VTE remains the most common cause of direct maternal deaths. POVT can occur after delivery causing severe complications. In pregnancy there is a progressive alteration in the balance between prothrombotic and anticoagulant factors, which both increase fibrin deposition and reduce fibrinolysis, resulting in a procoagulant state. Moreover, flow velocity in the lower limbs is reduced by approximately 50% by the third trimester and 50% of cases of VTE in pregnancy are associated with inherited or acquired thrombophilia. In ninety percent of the cases, the right ovarian vein is involved due to the incompetence of the valves. Enlarged pregnant uterus in twins may cause obstruction of IVC leading to vein stasis and its complications. Salomon and Dutizky[5, 7] wrote the first report of an association with twin delivery and the risk of POVT. The Author concluded that the size of the uterus during twin pregnancy resulted in compression of the ovarian vein. However all of their patients affected underwent artificial reproductive techniques in order to become pregnant, which was not the case of our patient. The most important risk factors are multiparity, puerperium, post-operative periods, infections, neoplasm, systemic lupus erythematosus and hypercoagulability states.

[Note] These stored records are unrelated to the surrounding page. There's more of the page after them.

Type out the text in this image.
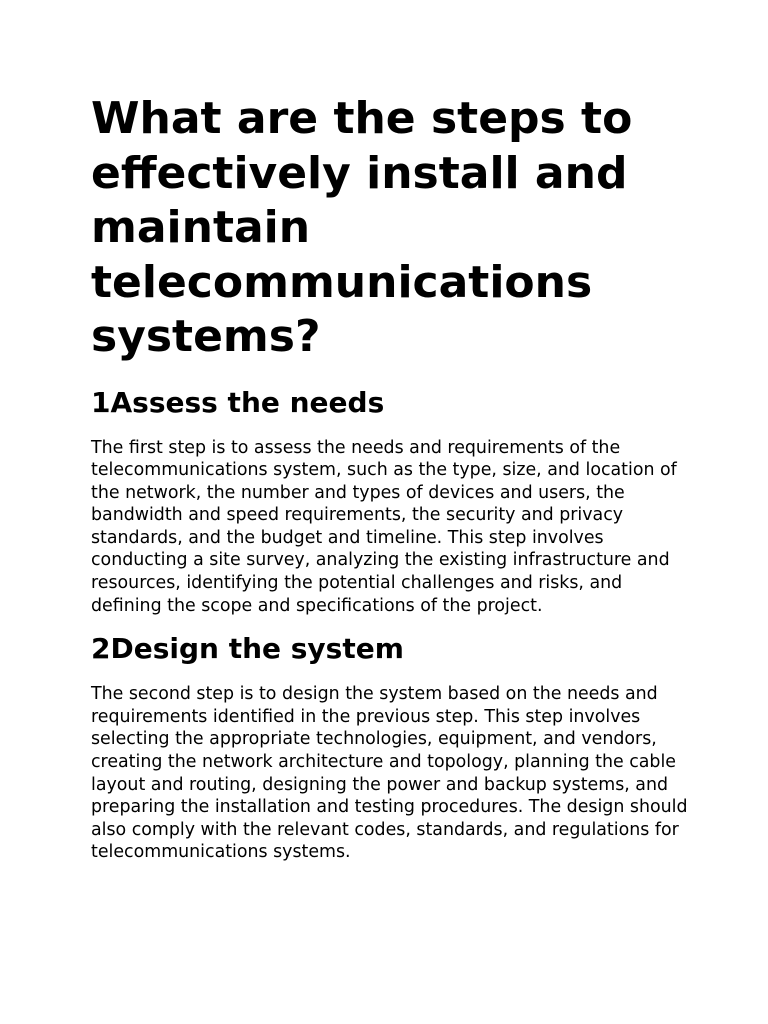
What are the steps to effectively install and maintain telecommunications systems?
1Assess the needs

The first step is to assess the needs and requirements of the telecommunications system, such as the type, size, and location of the network, the number and types of devices and users, the bandwidth and speed requirements, the security and privacy standards, and the budget and timeline. This step involves conducting a site survey, analyzing the existing infrastructure and resources, identifying the potential challenges and risks, and defining the scope and specifications of the project.

2Design the system

The second step is to design the system based on the needs and requirements identified in the previous step. This step involves selecting the appropriate technologies, equipment, and vendors, creating the network architecture and topology, planning the cable layout and routing, designing the power and backup systems, and preparing the installation and testing procedures. The design should also comply with the relevant codes, standards, and regulations for telecommunications systems.
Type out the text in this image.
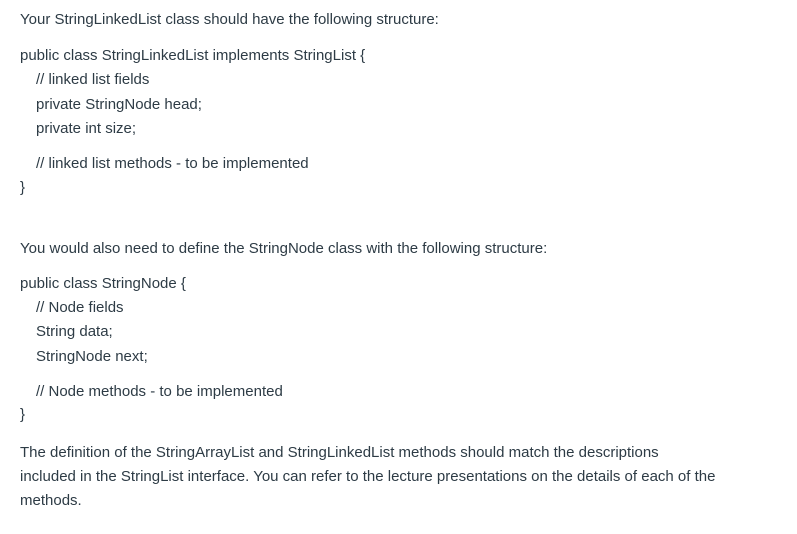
Your StringLinkedList class should have the following structure:

public class StringLinkedList implements StringList {

// linked list fields

private StringNode head;

private int size;

// linked list methods - to be implemented

}

You would also need to define the StringNode class with the following structure:

public class StringNode {

// Node fields

String data;

StringNode next;

// Node methods - to be implemented

}

The definition of the StringArrayList and StringLinkedList methods should match the descriptions

included in the StringList interface. You can refer to the lecture presentations on the details of each of the

methods.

Typical presentations include abdominal pain, pelvic or buttock pain in iliac DVT and neck pain when associated with Internal Jugular Vein thrombosis. Clinical presentation includes fever and pain to the right iliac fossa. Differential diagnostic with appendicitis, sepsis, ovarian torsion is mandatory and must be done in early stages to avoid massive thrombosis and PE, which can be fatal in some cases. Unusual presentation includes Budd-Chiari syndrome and cerebral vein thrombosis (CVT). In the study of Salomon and Dulitzky, only in 23% of the cases thrombophilia was discerned. Salomon et al. concluded that the risk for maternal POVT is increased by caesarean delivery of twins.
Early diagnosis may be done with compression ultrasonography (CUS) that has a sensitivity of 97-100% and a specificity of 98-99%, while contrast-enhanced CT and Magnetic Resonance Imaging (MRI) may confirm the diagnosis and quantify thrombosis extension and PE which occurs in 13% of cases. A thick-walled, enlarged ovarian vein with rim enhancement and central hypodensity are considered the main CT findings in POVT. If abdominal pain is present ultrasounds should be routinely performed during pregnancy to exclude ovarian thrombosis. Recent studies suggested that the risk of POVT increase after caesarean section. Broad-spectrum antibiotic treatment should be settled immediately, as should intravenous heparin or low molecular weight heparin (LMWH); once thrombolysis has begun, oral anticoagulants must be introduced and continued for 3 to 6 months. Despite the use of LMWH, DVT and embolism may develop. The optimum length of time for maintaining anticoagulation in these patients is unknown (5), therefore we may consider the possibility to continue therapy at least for 3 months with laboratory control.
Caval filter is recommended in extensive DVT and whenever discontinuation of anticoagulation might carry high risk of PE. Placement of VCF are particularly considered in case of a high bleeding risk, or other contraindications, precluding the use of therapeutic doses of Anticoagulation[1, 4]. There are no studies regarding the use of graduated elastic compression stockings (GCS) in pregnant women. However it is likely that stockings could be beneficial in this scenario. A meta-analysis in non-pregnant patients showed a reduction in risk of Post-thrombotic syndrome (PTS) and severe PTS in patients using GCS after diagnosis of thrombosis.
Hence the recommendation from the Royal College of Obstetricians and Gynaecologists is that GCS (knee-length with compression strength of 30–40 mm Hg) should be applied to help prevent PTS.
This leads to the recommendation that all women should be assessed for the risk factors of VTE in early pregnancy and that the assessment should be repeated if the woman is admitted to hospital or develops intercurrent problems. The assessment should be repeated anyway intrapartum or immediately postpartum.
In our reported case the complications were not prevented since the diagnosis and the therapy were performed too late. Maybe complications could have been avoided if early ultrasound was performed during pregnancy as soon as the patient was complaining of groin pain with no relief.
A better recognition of POVT syndromes leads to earlier diagnosis and more favorable clinical outcomes.